Затем Эмили влюбилась. Понимаю, насколько тема любви неуместна на фоне тогдашней обстановки. Объект ее чувства — молодой человек, объединивший вокруг себя очередную стаю. Несмотря на лихой полубандитский облик, парень, как мне казалось, умный, рассудительный и вдумчивый, по темпераменту скорее наблюдатель, которого подталкивало к активности время. Он как нельзя лучше подходил на роль пастыря-охранителя своих подопечных, растерянных и расстроенных.
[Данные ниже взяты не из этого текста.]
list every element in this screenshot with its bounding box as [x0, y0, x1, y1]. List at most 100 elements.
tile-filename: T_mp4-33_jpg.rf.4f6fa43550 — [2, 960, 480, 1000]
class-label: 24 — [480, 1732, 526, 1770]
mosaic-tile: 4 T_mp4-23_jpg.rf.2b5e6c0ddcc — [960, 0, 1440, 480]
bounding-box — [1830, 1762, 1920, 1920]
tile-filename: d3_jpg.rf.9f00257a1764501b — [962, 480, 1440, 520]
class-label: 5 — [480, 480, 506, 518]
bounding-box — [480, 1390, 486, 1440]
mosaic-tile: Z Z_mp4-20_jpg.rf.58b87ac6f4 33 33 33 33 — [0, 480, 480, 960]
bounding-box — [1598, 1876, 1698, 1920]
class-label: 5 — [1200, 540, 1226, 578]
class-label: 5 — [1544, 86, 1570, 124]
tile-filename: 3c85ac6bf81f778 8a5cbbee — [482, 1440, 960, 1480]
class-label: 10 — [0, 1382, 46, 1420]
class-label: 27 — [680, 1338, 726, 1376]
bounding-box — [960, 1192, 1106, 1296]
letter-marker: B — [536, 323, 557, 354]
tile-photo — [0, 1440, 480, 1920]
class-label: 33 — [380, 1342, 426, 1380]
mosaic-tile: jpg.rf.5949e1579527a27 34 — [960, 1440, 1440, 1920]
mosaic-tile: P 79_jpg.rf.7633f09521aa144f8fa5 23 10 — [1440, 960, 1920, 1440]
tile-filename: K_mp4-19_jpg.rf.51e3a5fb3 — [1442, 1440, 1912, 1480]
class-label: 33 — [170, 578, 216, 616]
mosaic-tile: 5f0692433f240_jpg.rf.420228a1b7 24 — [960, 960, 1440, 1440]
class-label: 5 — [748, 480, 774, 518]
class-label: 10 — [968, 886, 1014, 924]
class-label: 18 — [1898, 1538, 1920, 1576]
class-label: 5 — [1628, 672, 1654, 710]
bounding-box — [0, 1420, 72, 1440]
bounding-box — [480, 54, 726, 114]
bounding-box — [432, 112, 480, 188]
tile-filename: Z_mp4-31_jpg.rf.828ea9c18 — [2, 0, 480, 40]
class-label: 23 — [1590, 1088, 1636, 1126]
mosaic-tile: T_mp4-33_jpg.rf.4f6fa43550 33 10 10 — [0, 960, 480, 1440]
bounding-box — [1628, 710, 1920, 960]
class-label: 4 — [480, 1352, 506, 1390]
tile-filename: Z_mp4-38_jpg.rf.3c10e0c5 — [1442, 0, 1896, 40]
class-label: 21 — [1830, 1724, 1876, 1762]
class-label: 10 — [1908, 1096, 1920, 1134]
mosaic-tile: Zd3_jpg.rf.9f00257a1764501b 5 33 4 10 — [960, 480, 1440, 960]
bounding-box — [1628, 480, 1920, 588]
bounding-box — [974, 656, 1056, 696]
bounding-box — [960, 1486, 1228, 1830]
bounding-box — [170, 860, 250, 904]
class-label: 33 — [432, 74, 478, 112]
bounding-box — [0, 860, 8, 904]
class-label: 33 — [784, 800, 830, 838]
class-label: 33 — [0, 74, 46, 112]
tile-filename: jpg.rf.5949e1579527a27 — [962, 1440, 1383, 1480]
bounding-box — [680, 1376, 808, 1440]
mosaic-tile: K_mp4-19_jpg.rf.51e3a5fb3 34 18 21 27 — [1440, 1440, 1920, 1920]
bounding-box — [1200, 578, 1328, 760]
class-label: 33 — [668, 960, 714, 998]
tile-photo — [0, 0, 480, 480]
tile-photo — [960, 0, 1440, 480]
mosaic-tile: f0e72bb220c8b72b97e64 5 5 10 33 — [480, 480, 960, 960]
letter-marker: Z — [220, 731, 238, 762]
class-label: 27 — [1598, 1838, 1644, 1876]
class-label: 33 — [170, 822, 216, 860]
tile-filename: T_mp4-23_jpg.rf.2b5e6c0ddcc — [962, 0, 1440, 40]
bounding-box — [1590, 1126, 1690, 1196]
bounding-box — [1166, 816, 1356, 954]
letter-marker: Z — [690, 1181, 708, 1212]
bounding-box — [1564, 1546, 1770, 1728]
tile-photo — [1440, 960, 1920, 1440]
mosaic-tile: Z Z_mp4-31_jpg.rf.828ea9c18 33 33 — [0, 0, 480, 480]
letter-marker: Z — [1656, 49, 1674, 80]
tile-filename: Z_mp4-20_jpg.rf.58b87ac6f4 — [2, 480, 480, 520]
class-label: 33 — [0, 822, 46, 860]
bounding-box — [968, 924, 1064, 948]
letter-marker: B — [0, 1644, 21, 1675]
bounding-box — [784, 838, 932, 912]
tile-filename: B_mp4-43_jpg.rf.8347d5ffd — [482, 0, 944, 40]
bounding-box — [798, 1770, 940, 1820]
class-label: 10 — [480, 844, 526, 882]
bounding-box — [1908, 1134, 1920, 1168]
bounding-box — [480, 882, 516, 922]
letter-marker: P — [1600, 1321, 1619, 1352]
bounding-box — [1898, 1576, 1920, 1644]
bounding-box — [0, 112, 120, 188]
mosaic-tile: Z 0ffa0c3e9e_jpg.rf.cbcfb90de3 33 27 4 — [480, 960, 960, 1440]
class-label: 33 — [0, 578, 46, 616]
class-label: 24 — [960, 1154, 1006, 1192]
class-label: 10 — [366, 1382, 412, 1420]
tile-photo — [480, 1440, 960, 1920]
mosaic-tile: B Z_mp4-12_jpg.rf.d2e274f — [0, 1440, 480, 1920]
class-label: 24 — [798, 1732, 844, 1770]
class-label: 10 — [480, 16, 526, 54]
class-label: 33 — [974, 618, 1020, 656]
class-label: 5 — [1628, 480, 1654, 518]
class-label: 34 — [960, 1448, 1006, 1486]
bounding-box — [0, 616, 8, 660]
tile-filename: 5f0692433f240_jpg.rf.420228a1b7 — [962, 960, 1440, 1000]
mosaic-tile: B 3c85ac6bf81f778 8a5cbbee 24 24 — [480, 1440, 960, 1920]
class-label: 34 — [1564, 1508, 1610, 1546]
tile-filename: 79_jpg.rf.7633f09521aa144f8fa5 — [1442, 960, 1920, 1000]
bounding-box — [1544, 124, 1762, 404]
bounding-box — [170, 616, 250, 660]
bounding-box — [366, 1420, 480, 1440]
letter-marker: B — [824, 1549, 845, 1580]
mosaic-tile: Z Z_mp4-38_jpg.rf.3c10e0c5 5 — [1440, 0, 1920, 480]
Эти его качества не были ни для кого тайной, именно за них его признавали, дразнили и даже ругали, во всяком случае, за излишнюю мягкость, неуместную в жестких условиях борьбы за выживание. Возможно, этим он и покорил Эмили.
Кажется, она настолько в него верила, что даже собиралась повторить попытку приобщения Хуго к ежевечерним сборищам. Зверь это почуял и реагировал столь однозначно, что Эмили пришлось его утешать и подбадривать.
— Не бойся, Хуго, не бойся, — уговаривала она, обнимая своего желтого друга. — Не буду, ну не буду, клянусь. Слышишь меня? Честное-пречестное…
Так вот, она, что называется, втрескалась до безумия. Стандартная «первая любовь», наступающая за серией личиночных влюбленностей, весьма нешуточных и столь же серьезных, как и «первая», как и позднейшие «взрослые» влюбленности. «Первой» она оказалась потому, что встретила взаимность или, во всяком случае, признание.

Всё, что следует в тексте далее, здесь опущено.